Le second objectif que nous partageons avec nos amis saoudiens consiste à faire en sorte que la réconciliation nationale ait lieu en Syrie, que le processus de paix avance le plus vite possible pour qu'au final tous les Syriens, indépendamment de leur ethnie ou confession, se sentent maîtres dans leur pays.
Aujourd'hui, le Président russe Vladimir Poutine et le Vice-prince héritier d'Arabie saoudite Mohammed Ben Salmane Al Saoud ont ouvertement évoqué les démarches qui pourraient nous rapprocher rapidement du lancement d'un tel processus de paix. Ils ont évoqué plusieurs idées visant à faire passer dans sa phase concrète le fameux Communiqué de Genève du 30 juin 2012, exprimé diverses approches que les parties ont convenu de prendre pour base dans leur travail futur.
Avec mon homologue et ami, nous avons été chargés de poursuivre une coopération étroite au niveau des ministères des Affaires étrangères afin de promouvoir ces ententes, les rendre plus concrètes, ainsi qu'intensifier la lutte contre le terrorisme, accroître la coopération en la matière entre nos services spéciaux et militaires.
Question: Avez-vous évoqué l'adhésion de l'Arabie saoudite et de l’Égypte à l'établissement de contacts avec l'opposition syrienne?
Sergueï Lavrov: Nous avons depuis longtemps des contacts avec l'Arabie saoudite, l’Égypte et d'autres pays régionaux et extrarégionaux qui influencent significativement la situation.

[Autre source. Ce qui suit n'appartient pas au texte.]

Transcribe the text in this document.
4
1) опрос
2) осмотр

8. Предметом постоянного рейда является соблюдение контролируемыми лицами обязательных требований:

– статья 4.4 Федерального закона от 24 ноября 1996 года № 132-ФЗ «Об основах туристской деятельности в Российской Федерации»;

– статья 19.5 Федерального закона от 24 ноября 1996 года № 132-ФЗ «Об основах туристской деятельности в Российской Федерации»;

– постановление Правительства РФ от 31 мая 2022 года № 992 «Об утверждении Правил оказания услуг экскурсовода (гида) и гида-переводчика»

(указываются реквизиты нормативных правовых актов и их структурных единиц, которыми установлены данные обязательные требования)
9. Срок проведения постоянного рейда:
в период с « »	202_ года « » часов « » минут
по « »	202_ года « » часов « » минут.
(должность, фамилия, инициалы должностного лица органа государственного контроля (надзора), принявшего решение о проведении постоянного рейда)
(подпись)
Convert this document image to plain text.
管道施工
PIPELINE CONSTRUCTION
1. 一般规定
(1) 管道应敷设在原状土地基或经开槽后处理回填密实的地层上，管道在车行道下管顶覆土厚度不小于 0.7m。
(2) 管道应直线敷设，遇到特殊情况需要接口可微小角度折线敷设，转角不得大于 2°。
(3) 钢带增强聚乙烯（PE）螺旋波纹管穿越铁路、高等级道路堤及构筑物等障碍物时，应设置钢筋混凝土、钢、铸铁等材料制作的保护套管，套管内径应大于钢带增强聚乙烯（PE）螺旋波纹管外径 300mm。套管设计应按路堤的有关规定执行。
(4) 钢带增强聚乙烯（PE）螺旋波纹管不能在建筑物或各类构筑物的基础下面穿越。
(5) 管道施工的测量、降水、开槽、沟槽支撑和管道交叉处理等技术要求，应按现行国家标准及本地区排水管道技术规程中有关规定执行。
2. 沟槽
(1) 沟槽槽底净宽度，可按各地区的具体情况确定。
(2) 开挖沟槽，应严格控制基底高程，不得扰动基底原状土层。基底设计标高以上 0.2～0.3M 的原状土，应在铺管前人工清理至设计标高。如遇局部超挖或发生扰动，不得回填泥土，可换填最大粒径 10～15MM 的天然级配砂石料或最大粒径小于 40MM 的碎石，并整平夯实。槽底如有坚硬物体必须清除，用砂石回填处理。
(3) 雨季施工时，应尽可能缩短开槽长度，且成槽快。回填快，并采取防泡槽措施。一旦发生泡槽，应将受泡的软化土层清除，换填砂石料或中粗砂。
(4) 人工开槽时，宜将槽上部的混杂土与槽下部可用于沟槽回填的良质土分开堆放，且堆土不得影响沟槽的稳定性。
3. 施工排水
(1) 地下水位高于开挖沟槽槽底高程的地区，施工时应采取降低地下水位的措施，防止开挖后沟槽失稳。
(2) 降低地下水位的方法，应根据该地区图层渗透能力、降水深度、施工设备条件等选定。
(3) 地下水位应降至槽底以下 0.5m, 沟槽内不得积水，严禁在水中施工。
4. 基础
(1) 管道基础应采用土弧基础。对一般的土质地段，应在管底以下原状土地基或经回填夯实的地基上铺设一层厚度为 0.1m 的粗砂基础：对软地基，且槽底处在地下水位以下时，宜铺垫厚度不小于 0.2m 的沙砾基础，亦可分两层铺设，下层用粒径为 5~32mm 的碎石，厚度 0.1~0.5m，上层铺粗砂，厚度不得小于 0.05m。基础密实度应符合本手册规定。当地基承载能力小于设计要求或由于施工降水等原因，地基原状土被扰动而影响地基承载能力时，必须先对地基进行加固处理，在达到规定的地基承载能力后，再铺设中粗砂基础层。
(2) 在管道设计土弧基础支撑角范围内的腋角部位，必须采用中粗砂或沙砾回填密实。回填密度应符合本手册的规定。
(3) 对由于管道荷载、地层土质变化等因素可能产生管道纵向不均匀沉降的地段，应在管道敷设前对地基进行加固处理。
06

En ce qui concerne l’Égypte, nos collègues du Caire ont organisé plusieurs cycles de négociations entre diverses unités de l'opposition syrienne. Nous avons fait la même chose à Moscou et l'objectif était le même – unir les groupes d'opposition sur la base d'un dialogue syrien dans le cadre du Communiqué de Genève du 30 juin 2012, dans une Syrie laïque unie où tous les groupes ethno-confessionnels vivraient dans le confort et la sécurité.
Nous avons évoqué ce même sujet pendant que nous réunissions, avec le Ministre saoudien des Affaires étrangères Adel Al-Joubeir et le Secrétaire d’État américain John Kerry début août 2015 durant un entretien à Doha, les conditions pour lancer rapidement le processus de paix avec la participation de tous les principaux groupes syriens. Nous en avons parlé également à Moscou le mois dernier avec Adel Al-Joubeir.
Nous prônons que tous les acteurs extérieurs ayant de l'influence sur telle ou telle force politique syrienne contribuent au lancement le plus rapide possible du dialogue national syrien. De plus, nous sommes intéressés par la coopération en la matière avec un pays aussi crucial dans la région que l'Arabie saoudite.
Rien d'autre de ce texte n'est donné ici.